At the end of the book when God speaks to Job, He does not explain all of this to Job. Instead, God reminds Job of the crucial truth that there is a much bigger story going on than he could ever comprehend -38:4.  

This is why it is never a good reason to say, “well, since I can’t see a good reason why God would allow this to happen I just won’t believe in Him.” None of us are in a position to possibly make a judgment like that. In our limited and narrow perspective we have no way of knowing what might be involved in God’s over-arching providence. 

But what we can do is trust that whatever may happen to us in this temporary life,  whatever good God may bring out of suffering and pain that we will not ever know, we can be assured of His love and His promise of forever.  That is the big picture perspective Paul wrote about in 2 Cor. 4:16-17.

As Kristi and I have been looking at homes, we have certainly been looking at each house very closely, and we treat each detail seriously. What kind of cabinets are in the kitchen - does the roof look new or does it need replacing - does it have two sinks in the bathroom so I don’t have to share space while I brush my teeth!

And as I have talked with you about the big picture today, I don’t want you to think that the details of your life are unimportant. They are.

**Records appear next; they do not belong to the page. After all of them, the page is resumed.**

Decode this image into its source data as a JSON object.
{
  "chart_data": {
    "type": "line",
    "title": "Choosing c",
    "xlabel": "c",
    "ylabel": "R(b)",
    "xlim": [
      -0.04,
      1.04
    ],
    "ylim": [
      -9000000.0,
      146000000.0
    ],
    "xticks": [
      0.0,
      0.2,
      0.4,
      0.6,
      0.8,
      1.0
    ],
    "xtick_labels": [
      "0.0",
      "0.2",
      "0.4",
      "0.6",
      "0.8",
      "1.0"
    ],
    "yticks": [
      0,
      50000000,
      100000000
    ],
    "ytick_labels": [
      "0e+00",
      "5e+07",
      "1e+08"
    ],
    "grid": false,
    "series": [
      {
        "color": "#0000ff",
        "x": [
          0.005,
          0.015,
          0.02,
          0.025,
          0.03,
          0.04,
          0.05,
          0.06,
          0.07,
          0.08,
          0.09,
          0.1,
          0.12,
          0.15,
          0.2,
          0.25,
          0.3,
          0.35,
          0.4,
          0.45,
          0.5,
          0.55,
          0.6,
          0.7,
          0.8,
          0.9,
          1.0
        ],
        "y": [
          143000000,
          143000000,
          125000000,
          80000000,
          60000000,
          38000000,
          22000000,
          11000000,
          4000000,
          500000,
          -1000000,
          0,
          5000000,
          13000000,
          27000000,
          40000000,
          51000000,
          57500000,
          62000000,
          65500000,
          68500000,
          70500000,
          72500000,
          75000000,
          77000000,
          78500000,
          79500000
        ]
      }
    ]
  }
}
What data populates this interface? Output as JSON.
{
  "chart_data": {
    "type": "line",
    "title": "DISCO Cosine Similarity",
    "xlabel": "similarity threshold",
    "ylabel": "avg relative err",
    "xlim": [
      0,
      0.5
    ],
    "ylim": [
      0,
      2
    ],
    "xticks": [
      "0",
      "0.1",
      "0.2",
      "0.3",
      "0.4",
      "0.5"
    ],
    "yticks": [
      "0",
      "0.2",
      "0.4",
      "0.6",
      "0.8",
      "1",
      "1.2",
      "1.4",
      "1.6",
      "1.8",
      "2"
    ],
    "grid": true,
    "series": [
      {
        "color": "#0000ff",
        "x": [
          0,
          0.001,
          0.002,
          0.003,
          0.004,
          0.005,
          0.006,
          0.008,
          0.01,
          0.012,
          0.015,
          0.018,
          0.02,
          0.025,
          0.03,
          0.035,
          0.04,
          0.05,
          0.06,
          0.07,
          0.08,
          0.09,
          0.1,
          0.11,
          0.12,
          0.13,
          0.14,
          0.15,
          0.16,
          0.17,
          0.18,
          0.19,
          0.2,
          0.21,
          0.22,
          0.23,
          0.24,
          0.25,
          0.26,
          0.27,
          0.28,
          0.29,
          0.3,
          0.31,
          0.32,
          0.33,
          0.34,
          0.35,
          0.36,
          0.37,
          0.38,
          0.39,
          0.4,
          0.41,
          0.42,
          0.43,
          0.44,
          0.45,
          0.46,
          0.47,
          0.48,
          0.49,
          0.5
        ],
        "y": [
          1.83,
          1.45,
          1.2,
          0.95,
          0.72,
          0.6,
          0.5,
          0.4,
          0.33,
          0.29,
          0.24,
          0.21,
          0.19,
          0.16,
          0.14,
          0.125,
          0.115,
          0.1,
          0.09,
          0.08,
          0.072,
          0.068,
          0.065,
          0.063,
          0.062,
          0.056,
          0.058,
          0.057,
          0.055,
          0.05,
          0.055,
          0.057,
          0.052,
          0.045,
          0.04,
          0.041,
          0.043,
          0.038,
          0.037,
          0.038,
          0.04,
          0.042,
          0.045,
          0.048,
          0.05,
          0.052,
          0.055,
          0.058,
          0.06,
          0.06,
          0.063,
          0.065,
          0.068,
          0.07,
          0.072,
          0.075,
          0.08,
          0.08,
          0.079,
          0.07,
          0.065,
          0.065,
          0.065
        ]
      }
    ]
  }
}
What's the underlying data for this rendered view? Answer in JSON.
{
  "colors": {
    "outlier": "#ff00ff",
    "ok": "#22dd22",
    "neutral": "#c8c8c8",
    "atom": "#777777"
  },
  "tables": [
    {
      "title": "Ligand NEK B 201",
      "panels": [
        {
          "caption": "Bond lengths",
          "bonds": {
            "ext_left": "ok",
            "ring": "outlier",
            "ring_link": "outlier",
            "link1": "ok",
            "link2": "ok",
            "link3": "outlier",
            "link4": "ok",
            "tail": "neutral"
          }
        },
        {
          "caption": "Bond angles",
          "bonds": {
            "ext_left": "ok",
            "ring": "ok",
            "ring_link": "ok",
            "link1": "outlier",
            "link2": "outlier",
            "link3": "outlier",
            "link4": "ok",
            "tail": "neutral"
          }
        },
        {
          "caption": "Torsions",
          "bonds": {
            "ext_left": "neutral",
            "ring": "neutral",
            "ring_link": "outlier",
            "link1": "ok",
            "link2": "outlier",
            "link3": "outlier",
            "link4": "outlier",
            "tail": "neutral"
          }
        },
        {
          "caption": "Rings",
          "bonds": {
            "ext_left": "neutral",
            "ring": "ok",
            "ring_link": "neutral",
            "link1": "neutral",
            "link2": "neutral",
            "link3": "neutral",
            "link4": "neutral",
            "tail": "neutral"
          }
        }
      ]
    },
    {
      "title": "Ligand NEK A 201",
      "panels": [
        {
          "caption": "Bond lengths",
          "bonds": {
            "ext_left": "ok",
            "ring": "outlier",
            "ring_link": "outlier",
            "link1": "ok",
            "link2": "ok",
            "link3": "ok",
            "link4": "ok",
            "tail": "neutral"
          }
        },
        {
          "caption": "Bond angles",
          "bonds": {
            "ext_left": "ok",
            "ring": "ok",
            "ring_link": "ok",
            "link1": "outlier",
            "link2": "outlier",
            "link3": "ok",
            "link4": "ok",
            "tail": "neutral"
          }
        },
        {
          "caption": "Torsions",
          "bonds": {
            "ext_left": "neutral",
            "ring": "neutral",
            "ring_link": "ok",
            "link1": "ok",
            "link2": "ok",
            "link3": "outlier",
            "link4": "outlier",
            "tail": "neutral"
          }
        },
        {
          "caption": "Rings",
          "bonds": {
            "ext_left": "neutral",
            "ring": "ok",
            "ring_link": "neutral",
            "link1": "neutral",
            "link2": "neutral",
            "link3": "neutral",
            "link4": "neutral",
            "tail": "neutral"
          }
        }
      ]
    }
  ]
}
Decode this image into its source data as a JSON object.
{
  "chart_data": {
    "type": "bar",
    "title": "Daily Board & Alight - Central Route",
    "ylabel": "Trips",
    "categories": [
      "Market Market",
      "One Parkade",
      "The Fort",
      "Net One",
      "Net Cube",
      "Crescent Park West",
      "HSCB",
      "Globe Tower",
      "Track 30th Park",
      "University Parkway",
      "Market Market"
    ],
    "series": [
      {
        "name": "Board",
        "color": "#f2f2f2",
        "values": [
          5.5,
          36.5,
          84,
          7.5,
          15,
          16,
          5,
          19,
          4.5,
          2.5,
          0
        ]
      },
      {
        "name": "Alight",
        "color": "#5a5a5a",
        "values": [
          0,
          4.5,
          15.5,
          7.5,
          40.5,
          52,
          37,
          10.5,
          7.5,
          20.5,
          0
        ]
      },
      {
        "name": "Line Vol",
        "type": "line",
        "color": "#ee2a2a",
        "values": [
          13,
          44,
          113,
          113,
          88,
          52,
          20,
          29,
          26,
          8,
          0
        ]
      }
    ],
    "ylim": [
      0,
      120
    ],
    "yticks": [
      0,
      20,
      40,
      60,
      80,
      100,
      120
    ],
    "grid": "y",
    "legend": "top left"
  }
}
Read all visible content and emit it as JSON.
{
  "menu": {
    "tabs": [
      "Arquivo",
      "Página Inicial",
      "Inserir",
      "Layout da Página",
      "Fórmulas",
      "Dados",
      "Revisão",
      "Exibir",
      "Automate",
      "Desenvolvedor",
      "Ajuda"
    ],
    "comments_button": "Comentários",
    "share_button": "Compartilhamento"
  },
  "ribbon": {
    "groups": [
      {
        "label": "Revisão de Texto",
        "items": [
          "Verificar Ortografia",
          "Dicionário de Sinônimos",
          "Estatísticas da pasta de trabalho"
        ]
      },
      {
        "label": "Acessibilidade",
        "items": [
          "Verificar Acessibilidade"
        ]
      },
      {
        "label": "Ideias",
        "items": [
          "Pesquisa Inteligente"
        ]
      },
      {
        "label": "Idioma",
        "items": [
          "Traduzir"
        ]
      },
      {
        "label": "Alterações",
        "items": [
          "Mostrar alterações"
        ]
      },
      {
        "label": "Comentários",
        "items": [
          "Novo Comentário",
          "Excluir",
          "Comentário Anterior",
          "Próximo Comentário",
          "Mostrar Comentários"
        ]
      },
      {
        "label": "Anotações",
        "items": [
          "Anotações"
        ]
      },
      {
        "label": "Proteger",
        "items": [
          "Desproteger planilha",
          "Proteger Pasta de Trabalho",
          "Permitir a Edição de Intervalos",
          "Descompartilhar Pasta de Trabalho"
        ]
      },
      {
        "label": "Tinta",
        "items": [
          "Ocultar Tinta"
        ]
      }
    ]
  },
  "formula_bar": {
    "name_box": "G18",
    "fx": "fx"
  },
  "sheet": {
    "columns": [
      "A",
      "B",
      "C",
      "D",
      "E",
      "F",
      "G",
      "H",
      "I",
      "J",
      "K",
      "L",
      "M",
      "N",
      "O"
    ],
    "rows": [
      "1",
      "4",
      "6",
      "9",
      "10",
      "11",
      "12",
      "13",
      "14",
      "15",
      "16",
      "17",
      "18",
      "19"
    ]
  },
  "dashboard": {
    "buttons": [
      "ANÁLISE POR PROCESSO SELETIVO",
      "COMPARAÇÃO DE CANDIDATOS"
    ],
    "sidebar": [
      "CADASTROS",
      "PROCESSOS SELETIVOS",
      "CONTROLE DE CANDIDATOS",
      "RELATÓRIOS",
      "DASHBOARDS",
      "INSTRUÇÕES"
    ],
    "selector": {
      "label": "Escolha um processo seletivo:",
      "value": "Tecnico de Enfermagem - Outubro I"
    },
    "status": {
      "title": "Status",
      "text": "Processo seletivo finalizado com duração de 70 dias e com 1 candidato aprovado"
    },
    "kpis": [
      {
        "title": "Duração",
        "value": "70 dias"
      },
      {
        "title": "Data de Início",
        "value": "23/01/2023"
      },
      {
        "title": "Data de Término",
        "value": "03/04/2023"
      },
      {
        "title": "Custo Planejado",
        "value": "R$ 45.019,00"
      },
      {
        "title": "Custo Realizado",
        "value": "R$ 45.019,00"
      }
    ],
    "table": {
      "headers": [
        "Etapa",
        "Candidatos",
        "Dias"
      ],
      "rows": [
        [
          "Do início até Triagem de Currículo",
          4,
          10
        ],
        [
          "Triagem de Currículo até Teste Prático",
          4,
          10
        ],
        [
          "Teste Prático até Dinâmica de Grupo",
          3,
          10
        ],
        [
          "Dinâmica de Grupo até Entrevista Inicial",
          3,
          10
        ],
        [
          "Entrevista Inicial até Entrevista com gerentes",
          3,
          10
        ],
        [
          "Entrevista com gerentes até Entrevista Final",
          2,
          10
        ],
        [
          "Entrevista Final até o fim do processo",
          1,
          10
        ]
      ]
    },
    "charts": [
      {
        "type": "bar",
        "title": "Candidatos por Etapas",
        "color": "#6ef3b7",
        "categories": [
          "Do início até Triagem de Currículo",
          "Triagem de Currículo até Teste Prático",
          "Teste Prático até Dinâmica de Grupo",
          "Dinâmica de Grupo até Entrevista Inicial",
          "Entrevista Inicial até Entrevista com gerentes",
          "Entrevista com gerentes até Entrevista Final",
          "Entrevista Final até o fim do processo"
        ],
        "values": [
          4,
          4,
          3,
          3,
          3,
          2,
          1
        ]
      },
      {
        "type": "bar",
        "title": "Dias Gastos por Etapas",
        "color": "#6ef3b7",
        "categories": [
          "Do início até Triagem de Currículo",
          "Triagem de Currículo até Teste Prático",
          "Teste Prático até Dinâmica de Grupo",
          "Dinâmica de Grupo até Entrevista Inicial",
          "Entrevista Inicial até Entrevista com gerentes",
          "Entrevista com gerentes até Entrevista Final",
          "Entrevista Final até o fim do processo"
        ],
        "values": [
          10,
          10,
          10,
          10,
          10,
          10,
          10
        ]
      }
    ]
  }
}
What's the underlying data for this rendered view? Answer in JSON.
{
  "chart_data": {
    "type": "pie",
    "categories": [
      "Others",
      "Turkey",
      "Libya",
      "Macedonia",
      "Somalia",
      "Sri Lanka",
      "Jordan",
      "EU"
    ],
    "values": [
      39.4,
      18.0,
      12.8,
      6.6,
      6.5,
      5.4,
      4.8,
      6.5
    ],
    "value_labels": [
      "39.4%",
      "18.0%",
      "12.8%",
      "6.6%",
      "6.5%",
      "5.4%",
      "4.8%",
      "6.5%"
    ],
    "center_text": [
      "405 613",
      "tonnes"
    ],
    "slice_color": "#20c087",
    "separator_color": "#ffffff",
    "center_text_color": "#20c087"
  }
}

And in fact, you need to understand that the God who knows the number of the hairs of your head knows and cares about the pain and struggles of your life day by day and moment by moment. But understanding that there is a bigger picture is one of the very ways God sustains us day by day and moment by moment. 

And for anyone here today who is only living for the here and now, I wish I could get you to see what pathetically small vision you have, and what a horrible trade off you have made. But if you could only for a moment look behind the minutia of this mundane world, and see the love of God and the Lamb whose blood was slain  from the foundation of the world whose greatest desire is for your to share His eternal glory. And that is our invitation to you.